Using a winning strategy
The good news is that Aces High is a simple solitaire game, so you don’t need a complicated strategy. Follow the basics of the game to increase your chances of winning. Always take advantage of empty spaces to reduce the chances of having unsuited cards on the same tableau stack.
If you spot lower cards stacked on top of suited higher cards, you should transfer the lower cards to the empty pile. For instance, if you see a queen of hearts stacked on top of a king of hearts, move the queen to an empty space. This will allow you to remove the queen of hearts, creating another empty pile.
If you see an ace, you should move it right away to an empty space. It is an excellent move because an ace ranks higher than all other cards.
Aces High is a simple, fast-paced solitaire game. Each game usually takes no more than ten minutes. If you lose any game, reshuffle the cards and play again. In this game, often practicing almost always makes you perfect.
Variations on Aces High Solitaire
Aces High Solitaire is so simple that there are very few variations. The most common variation rule is that only the four aces can be moved to empty spaces. This means you cannot move any other card, which makes the game-play much more difficult. You can expect to win only once every 270 tries when you play solitaire with this special rule.
History of Aces High Solitaire
The Aces High rule in solitaire was first noted in 1900 in Great Britain by Mary Whitmore Jones. The rules of the new solitaire game were first included in a game called Drivel Patience. Mary recognized that the name was not complimentary but fit the new solitaire variant.
The Aces High solitaire was described in 1940 under the moniker of Firing Squad by Wood & Goddard.
The author later changed the name of the new solitaire game to Aces Up while occasionally recognizing the earlier name of Drivel Patience. The only author that ever referred to Aces High as Idiot’s Delight is Spadaccini in 2005.

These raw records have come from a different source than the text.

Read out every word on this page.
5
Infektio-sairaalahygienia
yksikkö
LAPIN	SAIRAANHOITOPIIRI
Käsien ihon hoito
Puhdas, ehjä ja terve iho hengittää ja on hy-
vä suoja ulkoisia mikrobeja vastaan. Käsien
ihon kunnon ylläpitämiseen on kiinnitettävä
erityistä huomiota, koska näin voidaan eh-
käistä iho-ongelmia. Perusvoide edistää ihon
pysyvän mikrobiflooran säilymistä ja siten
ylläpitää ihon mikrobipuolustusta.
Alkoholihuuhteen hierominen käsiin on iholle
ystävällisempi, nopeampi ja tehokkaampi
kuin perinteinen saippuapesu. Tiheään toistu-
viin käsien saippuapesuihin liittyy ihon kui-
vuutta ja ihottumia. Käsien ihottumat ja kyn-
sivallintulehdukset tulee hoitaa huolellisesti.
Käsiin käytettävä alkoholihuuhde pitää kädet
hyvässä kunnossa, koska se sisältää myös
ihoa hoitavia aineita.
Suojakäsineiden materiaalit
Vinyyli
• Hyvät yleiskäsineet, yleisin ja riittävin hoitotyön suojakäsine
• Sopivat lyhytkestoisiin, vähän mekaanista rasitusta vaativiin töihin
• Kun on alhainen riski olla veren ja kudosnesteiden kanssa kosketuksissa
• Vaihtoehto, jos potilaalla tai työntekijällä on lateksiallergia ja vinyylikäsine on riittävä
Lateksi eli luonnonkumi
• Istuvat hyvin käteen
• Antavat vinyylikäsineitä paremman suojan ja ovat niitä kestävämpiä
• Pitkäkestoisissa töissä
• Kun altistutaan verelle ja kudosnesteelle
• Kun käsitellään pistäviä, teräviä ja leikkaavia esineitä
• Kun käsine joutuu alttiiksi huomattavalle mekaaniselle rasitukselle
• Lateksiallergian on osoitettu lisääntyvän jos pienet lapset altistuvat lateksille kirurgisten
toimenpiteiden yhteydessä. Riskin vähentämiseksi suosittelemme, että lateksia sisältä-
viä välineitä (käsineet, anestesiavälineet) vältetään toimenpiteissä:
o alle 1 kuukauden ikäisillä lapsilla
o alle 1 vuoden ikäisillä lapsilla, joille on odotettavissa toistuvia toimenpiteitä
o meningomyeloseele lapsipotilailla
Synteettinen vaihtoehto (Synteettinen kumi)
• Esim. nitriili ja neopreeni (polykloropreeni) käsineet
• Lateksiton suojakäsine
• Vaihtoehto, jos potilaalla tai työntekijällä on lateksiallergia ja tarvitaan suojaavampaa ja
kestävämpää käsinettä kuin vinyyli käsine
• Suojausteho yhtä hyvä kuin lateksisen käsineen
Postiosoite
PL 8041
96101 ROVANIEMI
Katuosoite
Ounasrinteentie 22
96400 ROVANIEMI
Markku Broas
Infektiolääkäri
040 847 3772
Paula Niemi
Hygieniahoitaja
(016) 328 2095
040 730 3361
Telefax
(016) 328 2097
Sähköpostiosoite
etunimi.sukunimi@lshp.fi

Is Ace high or low in Solitaire?
It depends on the solitaire game. An ace is low in most solitaire games, including:
- Klondike Solitaire
- Spider Solitaire
- Pyramid Solitaire
- FreeCell Solitaire
- Scorpion Solitaire
- Accordion Solitaire
- Canfield Solitaire
- Forty Thieves Solitaire
- Yukon Solitaire
- Baker’s Dozen Solitaire
In this traditional game, Aces are low, followed by Deuces, Threes, and Fours in ascending order ending with the Kings as the high cards.
Meanwhile, Ace is high in Aces High Solitaire, in which you must eliminate all other cards in the 52-card deck except the four aces.

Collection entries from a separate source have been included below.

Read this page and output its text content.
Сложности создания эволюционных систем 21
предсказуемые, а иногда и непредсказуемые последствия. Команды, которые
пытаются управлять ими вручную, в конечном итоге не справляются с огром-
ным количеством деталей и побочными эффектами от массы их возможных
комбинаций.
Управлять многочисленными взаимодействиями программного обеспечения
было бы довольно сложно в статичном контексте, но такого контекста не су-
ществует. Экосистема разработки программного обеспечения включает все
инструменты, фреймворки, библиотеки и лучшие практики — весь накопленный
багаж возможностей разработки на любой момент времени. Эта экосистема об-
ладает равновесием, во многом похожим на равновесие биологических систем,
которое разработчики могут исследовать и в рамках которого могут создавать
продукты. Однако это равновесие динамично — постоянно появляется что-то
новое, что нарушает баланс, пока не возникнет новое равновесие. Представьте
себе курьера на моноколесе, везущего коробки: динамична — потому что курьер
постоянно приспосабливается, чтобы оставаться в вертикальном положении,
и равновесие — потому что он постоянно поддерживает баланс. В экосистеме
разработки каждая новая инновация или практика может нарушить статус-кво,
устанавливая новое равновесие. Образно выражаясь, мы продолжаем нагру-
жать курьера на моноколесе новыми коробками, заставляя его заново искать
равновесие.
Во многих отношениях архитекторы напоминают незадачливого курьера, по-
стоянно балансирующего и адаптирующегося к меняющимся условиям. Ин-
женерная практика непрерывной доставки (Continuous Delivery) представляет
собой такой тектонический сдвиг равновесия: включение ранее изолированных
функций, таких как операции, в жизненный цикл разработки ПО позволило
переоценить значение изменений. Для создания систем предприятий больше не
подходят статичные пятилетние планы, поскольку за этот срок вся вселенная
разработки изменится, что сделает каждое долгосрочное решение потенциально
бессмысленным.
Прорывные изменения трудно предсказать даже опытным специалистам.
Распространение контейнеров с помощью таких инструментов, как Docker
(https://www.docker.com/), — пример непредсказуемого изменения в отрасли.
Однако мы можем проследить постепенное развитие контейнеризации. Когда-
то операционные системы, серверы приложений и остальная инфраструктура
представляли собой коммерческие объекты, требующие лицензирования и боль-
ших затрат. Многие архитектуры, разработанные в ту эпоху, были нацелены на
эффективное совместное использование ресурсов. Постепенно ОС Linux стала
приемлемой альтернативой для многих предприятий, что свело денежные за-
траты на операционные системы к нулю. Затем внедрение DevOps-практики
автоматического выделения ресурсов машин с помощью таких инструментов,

What are aces worth in Solitaire?
Aces are worth a point in solitaire. Meanwhile, face cards (jacks, queens, and kings) are worth nothing (0 points), while number cards (2 through 10) have their face value. You should note that tens are considered to be wild, meaning they can be worth anything from 0 to 10. Remember, the lower the points in solitaire, the better.
Is it possible to win Aces Up Solitaire?
Yes, it is possible to win Aces Up solitaire. With basic strategy, the probability of winning aces up solitaire is 1 in every ten games. The rule allowing only the aces to be moved to the empty spaces reduces your chances of winning to 1 every 270 games.
Are aces high or low in Solitaire?
Aces can be high or low in solitaire, depending on the game you are playing. Aces are the lowest-ranked cards in the majority of solitaire games like Klondike or Spider Solitaire. However, if you are playing Aces Up solitaire, the aces are the high cards.
Is Ace High in Solitaire?
Not always. Ace ranks high only in Aces Up Solitaire. In other popular solitaire games like Yukon, FreeCell, or Baker’s Dozen, an ace is considered the low card.
What is the value of an Ace in Solitaire?
The value of an Ace in solitaire is 1 point. On the other hand, the value of number cards is their face value. For instance, a 2 card has a value of 2 points, while a nine is worth 9 points.